Vamos cerrando en estos días los contenidos de la que será la primera evaluación, así que a la carrera y algo ajustados terminamos de presentar la filosofía aristotélica con referencias a la parte más práctica de su pensamiento: la ética y la política. Señalando la práctica y la experiencias como los pilares de ambas, suelo detenerme en una idea que hoy se considera casi una provocación y que desde luego resulta políticamente incorrecta: la distancia que establece Aristóteles entre la juventud y la virtud. Si lo queremos en una expresión cruda: un joven no puede ser feliz. El motivo principal alude a la interrogación que preside esta anotación: si la felicidad depende de la virtud, si para ser felices tenemos que ser buenos seres humanos, parece complicado que esta virtud se alcance en una etapa de la vida en la que todavía carecemos de la experiencia necesaria para lograrla. De una forma directa o indirecta, está poniendo Aristóteles sobre la mesa cuestiones sobre la dimensión moral del ser humano que están de plena actualidad. Tanto sobre la naturaleza de al virtud como sobre el modo de conseguirla, aspectos que pasamos a comentar a continuación.
Lo primero, la naturaleza innata de la virtud. Hay quien piensa, y entre ellos quizás se encontraran algunos genetistas y sociobiólogos, que el comportamiento moral está determinado por los genes o, más genéricamente, la naturaleza. Más o menos así lo decía el otro día una alumna en clase: “nacemos buenos o malos, y lo que nos pase después tampoco importa demasiado, no se puede cambiar lo que somos desde que nacemos”. Una idea con la que se sentirían muy cómodos todos los partidarios del determinismo pero que no deja demasiadas oportunidades a la humanidad. La idea no tardó en tener réplica en la voz de una compañera que sin quererlo estaba abriendo espacio para todos los partidarios del predominio de la sociedad, la cultura o incluso la economía: “más importantes que los genes son todas las influencias que recibimos del entorno en el que crecemos. Idea que, si nos alejamos del determinismo, resultaría más cercana al bueno de Aristóteles: no nacemos buenos o malos, sino que llegamos a serlo a lo largo de nuestra vida por medio de la práctica. O si queremos, en plan existencialista: no nacemos buenos o malos, sino que nos hacemos buenos o malos en cada una de nuestras acciones.

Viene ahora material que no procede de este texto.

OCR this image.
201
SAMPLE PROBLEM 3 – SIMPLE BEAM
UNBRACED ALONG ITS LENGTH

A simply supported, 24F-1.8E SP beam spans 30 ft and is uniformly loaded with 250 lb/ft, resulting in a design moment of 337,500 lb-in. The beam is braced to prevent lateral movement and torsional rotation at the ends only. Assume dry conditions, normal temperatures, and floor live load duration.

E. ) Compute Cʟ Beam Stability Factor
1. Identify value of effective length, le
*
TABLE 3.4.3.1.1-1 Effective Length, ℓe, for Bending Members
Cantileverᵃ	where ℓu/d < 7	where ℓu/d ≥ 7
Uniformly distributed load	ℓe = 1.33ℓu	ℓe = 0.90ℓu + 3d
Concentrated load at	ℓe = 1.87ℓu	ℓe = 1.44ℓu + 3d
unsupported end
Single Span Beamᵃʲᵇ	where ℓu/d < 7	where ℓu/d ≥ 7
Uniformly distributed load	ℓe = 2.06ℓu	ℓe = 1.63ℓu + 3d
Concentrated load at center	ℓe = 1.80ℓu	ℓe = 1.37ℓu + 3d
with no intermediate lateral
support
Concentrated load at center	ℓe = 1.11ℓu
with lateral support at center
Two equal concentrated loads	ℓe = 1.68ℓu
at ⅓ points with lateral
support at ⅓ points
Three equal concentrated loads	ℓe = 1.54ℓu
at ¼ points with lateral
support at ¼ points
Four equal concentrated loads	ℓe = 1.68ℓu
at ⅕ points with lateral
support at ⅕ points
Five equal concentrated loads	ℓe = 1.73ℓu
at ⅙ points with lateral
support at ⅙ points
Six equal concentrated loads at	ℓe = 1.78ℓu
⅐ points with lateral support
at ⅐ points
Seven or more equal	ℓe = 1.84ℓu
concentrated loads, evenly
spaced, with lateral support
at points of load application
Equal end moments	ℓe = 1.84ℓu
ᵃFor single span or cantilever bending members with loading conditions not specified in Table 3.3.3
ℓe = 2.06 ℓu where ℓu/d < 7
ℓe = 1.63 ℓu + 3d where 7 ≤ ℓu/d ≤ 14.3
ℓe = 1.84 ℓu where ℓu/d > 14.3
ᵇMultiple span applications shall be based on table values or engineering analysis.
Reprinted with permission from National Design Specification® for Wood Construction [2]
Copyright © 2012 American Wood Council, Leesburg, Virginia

La cuestión es que esta idea, que parece tan cercana al sentido común, trae consigo la inesperada consecuencia que apuntaba al principio: un joven no puede ser virtuoso en el pleno sentido de la palabra. Le falta práctica, diría Aristóteles. Otra forma más cotidiana de expresarlo: no ha metido la pata suficientes veces. Porque en eso consiste la virtud: en equivocarse lo menos posible, pero principalmente en aprender todo lo que se pueda de esas veces que nos equivocamos. Como nadie nace enseñado en esto de la vida, vendría a decirnos Aristóteles, es preciso ir aprendiendo de la experiencia, y en este sentido los golpes y las caídas con un camino inevitable, por el que transitan todos, buenos y malos, los que en el mundo han sido. No negaría Aristóteles esa frase que tan a menudo está en boca no sólo de padres, sino también de los profesores cuando hablan de sus alumnos: “Fulanito es buena persona”. Sin embargo, sí incluiría una advertencia: por muy bueno que sea, es probable que se equivoque, porque forma parte esencial de la vida el errar. Una idea que nos resulta hoy poco menos que escandalosa: en el tiempo en el que buena parte de la humanidad aspira a una juventud eterna, cualquier valoración crítica de la misma, por pequeña que sea, levanta sospechas. Quien sabe, quizás porque una primera señal de que no se valora excesivamente la virtud moral sea esa preocupación obsesiva de algunos por parecer, que no ser, jóvenes. Algo que los jóvenes, los que de verdad lo son, tienen que mirar necesariamente como una de las señales más excéntricas del tiempo que nos ha tocado vivir. Enfoque crítico que, por cierto, bien puede ser una señal de virtud.